De tels chan­ge­ments ont entraî­né une dis­pa­ri­tion qua­si com­plète de la foi catho­lique dans les jeunes géné­ra­tions et une désaf­fec­tion gran­dis­sante des cours de caté­chisme. De 80% d’en­fants fré­quen­tant le caté­chisme en 1970, nous sommes pas­sés à moins de 40% en moyenne. Les évêques ne savent plus quoi faire pour enrayer la chute. A défaut de reve­nir sur les méthodes et le conte­nu, les évêques de l’Ouest se sont lan­cés dans d’o­né­reuses cam­pagnes de publi­ci­té : « Fais la pause Caté ». Oui, sauf qu’a­vec un caté « déca­téi­né », pri­vé de toute sub­stance doc­tri­nale, cela n’a plus aucun goût. Halte aux ersatz.

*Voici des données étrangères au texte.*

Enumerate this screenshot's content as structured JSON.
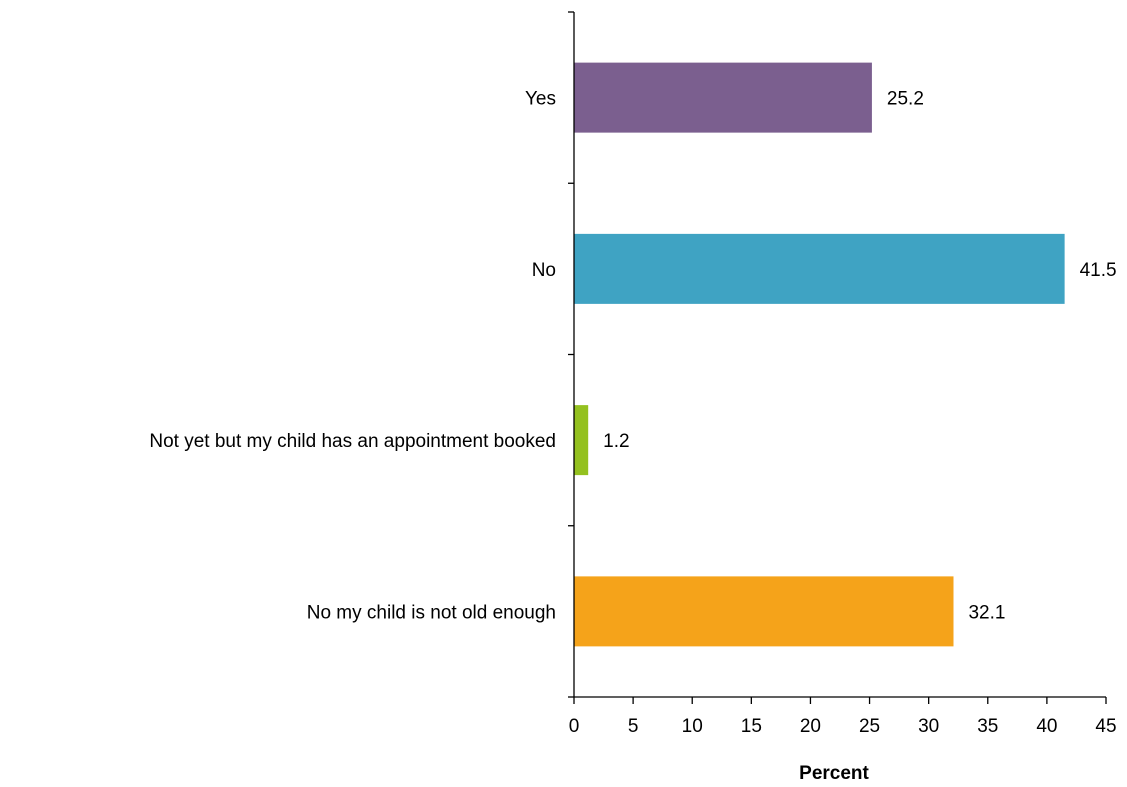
{
  "chart_data": {
    "type": "bar",
    "orientation": "horizontal",
    "categories": [
      "Yes",
      "No",
      "Not yet but my child has an appointment booked",
      "No my child is not old enough"
    ],
    "values": [
      25.2,
      41.5,
      1.2,
      32.1
    ],
    "value_labels": [
      "25.2",
      "41.5",
      "1.2",
      "32.1"
    ],
    "colors": [
      "#7b5f8f",
      "#3fa3c3",
      "#94c11f",
      "#f5a31a"
    ],
    "title": "",
    "xlabel": "Percent",
    "ylabel": "",
    "xlim": [
      0,
      45
    ],
    "xticks": [
      0,
      5,
      10,
      15,
      20,
      25,
      30,
      35,
      40,
      45
    ],
    "grid": false,
    "legend": "none"
  }
}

Signalons, pour la simple curio­si­té, la « ryth­mo­ca­té­chèse » : un ensei­gne­ment qui passe par la parole, la mélo­die et le geste. Il s’a­git de mimer en chan­tant les textes sacrés. Le Journal des Paroisses de Reims en parle, avec une pho­to à l’ap­pui : une groupe de caté­chistes à plat ventre en cercle. Ils doivent être en train de mimer l’his­toire de Jonas.

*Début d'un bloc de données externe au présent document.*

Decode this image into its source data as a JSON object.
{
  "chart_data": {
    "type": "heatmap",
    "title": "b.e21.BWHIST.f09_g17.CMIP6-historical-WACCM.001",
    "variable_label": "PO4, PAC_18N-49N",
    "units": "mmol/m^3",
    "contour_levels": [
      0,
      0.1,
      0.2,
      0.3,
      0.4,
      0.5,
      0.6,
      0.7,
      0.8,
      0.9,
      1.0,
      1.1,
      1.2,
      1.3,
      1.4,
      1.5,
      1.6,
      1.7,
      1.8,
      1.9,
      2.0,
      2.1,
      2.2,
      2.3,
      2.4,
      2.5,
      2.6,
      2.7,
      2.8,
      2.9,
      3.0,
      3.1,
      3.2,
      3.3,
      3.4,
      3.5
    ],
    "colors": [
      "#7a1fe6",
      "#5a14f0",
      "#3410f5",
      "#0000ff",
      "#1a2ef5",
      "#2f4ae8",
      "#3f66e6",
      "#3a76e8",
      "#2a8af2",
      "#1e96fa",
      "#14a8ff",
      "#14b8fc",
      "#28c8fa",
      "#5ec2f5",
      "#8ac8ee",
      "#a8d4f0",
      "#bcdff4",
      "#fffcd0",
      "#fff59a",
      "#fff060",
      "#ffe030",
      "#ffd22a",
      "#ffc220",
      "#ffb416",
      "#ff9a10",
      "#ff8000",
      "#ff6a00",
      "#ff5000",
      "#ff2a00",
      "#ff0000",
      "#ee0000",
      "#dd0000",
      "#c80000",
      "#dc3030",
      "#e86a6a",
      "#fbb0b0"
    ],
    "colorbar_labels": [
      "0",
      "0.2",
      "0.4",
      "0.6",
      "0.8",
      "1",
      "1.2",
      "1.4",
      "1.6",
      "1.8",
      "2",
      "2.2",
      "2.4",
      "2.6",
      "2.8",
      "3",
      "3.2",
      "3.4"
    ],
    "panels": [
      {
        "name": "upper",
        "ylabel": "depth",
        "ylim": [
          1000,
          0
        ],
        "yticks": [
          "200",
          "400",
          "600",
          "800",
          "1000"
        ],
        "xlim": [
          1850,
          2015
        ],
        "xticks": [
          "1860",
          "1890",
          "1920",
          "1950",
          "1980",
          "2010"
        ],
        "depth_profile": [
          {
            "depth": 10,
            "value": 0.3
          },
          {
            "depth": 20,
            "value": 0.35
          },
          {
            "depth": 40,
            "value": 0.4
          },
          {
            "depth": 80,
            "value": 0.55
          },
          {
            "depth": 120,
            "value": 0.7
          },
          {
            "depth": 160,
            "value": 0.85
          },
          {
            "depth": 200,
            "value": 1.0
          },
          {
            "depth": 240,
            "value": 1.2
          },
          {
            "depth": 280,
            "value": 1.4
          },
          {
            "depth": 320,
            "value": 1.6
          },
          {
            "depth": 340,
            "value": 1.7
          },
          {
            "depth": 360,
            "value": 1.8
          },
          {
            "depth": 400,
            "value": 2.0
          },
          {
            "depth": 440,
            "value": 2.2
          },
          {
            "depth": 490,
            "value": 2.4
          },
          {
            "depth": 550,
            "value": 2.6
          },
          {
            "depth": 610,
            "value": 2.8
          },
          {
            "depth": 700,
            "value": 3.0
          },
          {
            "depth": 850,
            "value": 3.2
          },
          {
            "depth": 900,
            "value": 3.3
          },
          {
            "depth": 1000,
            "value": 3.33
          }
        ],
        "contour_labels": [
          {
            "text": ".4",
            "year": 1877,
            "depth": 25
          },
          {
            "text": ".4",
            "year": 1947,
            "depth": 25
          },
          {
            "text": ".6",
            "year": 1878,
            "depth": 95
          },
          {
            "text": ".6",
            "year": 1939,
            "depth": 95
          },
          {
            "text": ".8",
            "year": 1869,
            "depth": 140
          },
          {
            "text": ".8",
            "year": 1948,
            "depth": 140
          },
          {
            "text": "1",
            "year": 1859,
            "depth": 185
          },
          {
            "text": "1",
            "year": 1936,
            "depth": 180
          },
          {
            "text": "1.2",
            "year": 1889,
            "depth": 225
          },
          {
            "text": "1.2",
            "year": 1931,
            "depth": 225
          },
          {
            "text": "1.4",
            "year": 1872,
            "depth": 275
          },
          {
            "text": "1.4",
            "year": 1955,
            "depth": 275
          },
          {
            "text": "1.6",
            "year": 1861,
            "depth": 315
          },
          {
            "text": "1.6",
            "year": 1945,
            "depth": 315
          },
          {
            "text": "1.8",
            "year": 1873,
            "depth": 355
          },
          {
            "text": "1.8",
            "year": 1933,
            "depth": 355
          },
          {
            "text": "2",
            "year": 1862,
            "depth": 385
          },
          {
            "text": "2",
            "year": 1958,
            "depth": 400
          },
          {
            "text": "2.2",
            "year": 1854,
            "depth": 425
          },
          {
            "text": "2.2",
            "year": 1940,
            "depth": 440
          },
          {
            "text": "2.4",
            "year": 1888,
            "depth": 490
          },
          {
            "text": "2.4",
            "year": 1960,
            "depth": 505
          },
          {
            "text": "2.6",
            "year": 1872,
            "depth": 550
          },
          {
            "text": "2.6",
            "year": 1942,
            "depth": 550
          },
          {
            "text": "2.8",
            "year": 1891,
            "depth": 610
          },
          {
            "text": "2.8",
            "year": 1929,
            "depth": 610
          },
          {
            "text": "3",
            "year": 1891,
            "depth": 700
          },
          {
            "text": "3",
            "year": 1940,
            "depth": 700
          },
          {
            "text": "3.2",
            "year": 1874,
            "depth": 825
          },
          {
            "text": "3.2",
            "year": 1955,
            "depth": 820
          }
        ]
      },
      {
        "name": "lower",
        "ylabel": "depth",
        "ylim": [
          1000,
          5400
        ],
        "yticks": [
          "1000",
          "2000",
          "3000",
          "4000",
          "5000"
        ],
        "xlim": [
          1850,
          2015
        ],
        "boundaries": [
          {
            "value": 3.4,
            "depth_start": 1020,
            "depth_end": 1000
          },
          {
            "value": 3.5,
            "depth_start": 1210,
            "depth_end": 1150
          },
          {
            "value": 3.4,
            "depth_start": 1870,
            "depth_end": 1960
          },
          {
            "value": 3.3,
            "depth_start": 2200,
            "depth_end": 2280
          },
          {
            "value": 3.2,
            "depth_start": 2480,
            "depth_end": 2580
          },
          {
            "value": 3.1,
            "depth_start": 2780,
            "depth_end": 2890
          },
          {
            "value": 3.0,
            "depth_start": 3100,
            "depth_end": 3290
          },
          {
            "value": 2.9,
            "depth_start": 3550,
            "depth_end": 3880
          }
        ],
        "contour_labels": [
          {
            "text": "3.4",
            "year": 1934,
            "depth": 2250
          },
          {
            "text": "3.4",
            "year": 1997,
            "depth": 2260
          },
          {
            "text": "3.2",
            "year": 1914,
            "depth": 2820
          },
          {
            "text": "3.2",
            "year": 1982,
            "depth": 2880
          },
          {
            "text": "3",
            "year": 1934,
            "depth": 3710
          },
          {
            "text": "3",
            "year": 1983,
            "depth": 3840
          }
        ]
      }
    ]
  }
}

Face à ce désordre pan­dé­mique, les auto­ri­tés romaines tentent bien de réagir, mais sans vrai résul­tat. Le car­di­nal Ratzinger, alors Préfet de la Congrégation pour la Doctrine de la Foi, s’é­tait ren­du en France en 1983 pour faire deux confé­rences reten­tis­santes dans les­quelles il dénon­ça les « misères de la caté­chèse actuelle », cri­tique non dis­si­mu­lée de Pierres vivantes. Mais le tol­lé fut tel chez les évêques de France, que le car­di­nal dut se rétrac­ter dans un texte conve­nu avec l’épiscopat.

La publi­ca­tion du Catéchisme de l’Eglise Catholique (1992) puis de son Abrégé (2005), de nou­veau dis­po­sé sous forme de ques­tions et de réponses, mani­feste la volon­té de pro­po­ser un texte de réfé­rence pré­cis à la foi des fidèles. Hélas, ces textes réa­lisent une syn­thèse dia­lec­tique entre la foi catho­lique tra­di­tion­nelle et les erreurs du Concile Vatican II. Leur forme plus clas­sique ne les rend que plus insidieux.

Face à ce constat, n’a­ban­don­nons pas le com­bat du caté­chisme, tenons à nos bons caté­chismes exempts de toute erreur, comme celui du Concile de Trente ou celui de saint Pie X, et fai­sons tous nos efforts pour nous for­mer d’a­bord, puis pour atti­rer toutes les âmes de bonne volon­té à l’en­sei­gne­ment de la foi.

Abbé Ludovic GIROD

Note : de nom­breuses cita­tions de cet édi­to­rial sont tirées du cha­pitre consa­cré à la caté­chèse du maître livre de Romano Amerio, Iota Unum (Nouvelles Editions Latines, Paris, 1987).